For such decisive issues as international relations, cooperation between countries and their subnational territories, decentralisation and regional development, the mastering of the required new strategies, all of it inexorably surrounded by the effects of globalisation, it becomes imperative to bear it very much in mind and to learn to dominate it in the day-to-day practice. This is, we are called to a wonderful and modern TRAINING effort.
The culture of trans-nationality, of globalization, imposes itself. We need to learn to control it and do it in conjunction with the culture of regionalisation. The world is becoming larger day after day, but also smaller at the same time. Local communities generate new and challenging worldviews, often unnoticed by the centre. The voices from the great centre will arrive hoarse to the regions if those voices don’t understand that they can’t impose their “imperial” and absolute criteria without any respect or consideration for the new realities and claims arising from the claimant subnational territories. In this new and more democratic scenario, the times of “Roma locuta, causa finita” are moving further away.

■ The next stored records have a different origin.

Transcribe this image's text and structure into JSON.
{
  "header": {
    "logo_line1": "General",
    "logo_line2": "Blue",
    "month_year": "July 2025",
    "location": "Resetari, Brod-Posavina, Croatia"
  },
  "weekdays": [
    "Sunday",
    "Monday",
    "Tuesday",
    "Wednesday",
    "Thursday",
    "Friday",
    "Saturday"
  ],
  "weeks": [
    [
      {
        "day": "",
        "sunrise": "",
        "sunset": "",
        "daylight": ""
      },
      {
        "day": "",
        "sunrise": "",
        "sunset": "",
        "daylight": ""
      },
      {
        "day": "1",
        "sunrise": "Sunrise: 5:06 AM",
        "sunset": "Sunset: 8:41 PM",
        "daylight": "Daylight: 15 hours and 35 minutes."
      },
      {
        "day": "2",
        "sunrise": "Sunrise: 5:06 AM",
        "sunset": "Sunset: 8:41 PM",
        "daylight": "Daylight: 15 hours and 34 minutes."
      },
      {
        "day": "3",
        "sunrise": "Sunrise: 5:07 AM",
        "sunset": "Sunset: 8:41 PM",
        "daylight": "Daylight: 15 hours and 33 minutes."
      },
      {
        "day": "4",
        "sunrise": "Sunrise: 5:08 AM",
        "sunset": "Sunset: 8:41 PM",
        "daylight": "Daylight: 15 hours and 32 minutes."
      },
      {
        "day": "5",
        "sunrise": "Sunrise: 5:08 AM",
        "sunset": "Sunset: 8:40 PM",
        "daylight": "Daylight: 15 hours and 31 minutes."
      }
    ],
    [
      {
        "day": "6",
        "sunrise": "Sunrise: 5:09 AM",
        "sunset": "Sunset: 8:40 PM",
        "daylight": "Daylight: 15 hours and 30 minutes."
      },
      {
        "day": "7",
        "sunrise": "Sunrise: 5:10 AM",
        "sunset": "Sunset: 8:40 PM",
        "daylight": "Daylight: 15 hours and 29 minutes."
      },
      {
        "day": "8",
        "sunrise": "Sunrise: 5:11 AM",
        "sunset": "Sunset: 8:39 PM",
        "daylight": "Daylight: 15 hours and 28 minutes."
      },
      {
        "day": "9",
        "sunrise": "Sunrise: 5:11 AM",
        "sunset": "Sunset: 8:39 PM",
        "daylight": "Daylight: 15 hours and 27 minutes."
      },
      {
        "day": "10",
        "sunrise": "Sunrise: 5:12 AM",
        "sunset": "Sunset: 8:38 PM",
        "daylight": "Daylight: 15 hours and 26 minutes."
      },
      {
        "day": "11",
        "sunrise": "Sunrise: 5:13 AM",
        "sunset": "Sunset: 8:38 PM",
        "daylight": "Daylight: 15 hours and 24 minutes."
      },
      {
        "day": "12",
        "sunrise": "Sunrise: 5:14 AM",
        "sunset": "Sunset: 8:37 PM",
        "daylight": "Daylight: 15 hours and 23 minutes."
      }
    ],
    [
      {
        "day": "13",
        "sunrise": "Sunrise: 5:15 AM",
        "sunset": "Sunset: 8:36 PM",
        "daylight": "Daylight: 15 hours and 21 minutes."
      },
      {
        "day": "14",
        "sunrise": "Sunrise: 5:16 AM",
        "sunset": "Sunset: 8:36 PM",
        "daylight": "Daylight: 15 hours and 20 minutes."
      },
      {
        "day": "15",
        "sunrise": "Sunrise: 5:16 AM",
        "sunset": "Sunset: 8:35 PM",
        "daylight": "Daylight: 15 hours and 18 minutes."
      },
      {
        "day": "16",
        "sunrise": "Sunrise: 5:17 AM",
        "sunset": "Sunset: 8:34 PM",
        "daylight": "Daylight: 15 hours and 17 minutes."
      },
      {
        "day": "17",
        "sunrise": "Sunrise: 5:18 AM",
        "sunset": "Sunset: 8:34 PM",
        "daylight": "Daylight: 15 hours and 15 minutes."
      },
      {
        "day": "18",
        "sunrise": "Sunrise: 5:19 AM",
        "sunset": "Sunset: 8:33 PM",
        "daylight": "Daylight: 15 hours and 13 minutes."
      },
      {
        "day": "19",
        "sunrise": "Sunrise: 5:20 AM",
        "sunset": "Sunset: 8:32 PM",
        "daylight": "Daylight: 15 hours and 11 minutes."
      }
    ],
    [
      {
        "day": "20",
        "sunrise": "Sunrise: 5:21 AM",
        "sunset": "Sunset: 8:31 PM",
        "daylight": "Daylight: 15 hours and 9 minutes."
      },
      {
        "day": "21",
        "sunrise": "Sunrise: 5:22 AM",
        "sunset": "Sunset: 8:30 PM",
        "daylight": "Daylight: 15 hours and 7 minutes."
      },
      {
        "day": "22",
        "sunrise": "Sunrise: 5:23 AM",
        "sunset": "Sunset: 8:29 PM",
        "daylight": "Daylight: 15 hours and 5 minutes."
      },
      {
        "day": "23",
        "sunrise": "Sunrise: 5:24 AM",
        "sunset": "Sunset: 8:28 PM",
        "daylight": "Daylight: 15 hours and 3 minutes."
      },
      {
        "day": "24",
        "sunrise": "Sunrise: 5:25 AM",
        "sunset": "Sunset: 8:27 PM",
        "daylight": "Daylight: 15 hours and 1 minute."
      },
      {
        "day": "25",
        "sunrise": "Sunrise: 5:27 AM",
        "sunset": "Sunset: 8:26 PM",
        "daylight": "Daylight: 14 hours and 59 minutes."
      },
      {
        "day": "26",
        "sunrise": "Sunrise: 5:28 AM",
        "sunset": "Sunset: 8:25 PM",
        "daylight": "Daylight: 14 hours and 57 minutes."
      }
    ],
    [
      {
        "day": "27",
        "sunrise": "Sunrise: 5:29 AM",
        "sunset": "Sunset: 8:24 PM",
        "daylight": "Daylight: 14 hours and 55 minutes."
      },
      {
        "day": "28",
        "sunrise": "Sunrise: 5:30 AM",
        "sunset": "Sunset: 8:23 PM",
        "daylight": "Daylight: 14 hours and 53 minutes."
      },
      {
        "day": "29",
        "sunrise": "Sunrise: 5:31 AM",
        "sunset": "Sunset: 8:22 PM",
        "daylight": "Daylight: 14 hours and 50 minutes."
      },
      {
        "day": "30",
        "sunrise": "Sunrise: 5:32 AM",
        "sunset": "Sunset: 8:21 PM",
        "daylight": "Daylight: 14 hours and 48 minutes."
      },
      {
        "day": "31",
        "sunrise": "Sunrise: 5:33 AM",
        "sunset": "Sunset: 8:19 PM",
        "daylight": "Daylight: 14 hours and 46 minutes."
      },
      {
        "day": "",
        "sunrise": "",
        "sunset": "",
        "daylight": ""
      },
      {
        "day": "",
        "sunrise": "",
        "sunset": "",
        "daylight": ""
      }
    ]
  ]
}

And the Regions United Organisation, ORU-FOGAR, has understood it with clairvoyance. The recent international Leadership Course carried out in the first week of this month in Barcelona is proof of that. They did it with ESCOLAGI’s cooperation, which I have the privilege to lead, and that is the School created by the Organisation of Latin-American Intermediate Governments, OLAGI.
From the current stage of civilisation in which we have to act and deal with our phenomenologies, from these times of decentralisation and regions, it is worth recalling Ortega y Gasset’s words on human beings: “A man is not, a man is becoming”
Of course, it is not the same everywhere. But in Latin-America, where institutional frameworks are younger than in Europe, for example, regionalisation, progress, subnational potential, and the regional capacities for development, are still awaiting some progress, which won’t materialise unless our regions wake up actively and creatively to acquire skills and approaches aimed at a conjunction of multi-territorial efforts, at a collective coordination of transnational muscles and brains to take on the leading roles, sine qua non, with which to meet the challenges of these issues.
This is why I find the effort and wide vision with which ORU is enriching its meritorious performance outstanding. By aiming at the TRAINING of civil servants and the regions of the international communities, ORU is hitting the intelligent mark to achieve the progress that requires, but to a great extent also OFFERS, the reality of each of our territories. Governors, Mayors, Public Administrators, Local Councilors, Civil Servants, Public Service Directors, in short, all those fulfilling public functions in the territory must constantly improve their skills to fulfil their functions, and must be able to count on the fact that their institutions will organize quality systems to help them become efficient and vital public servants.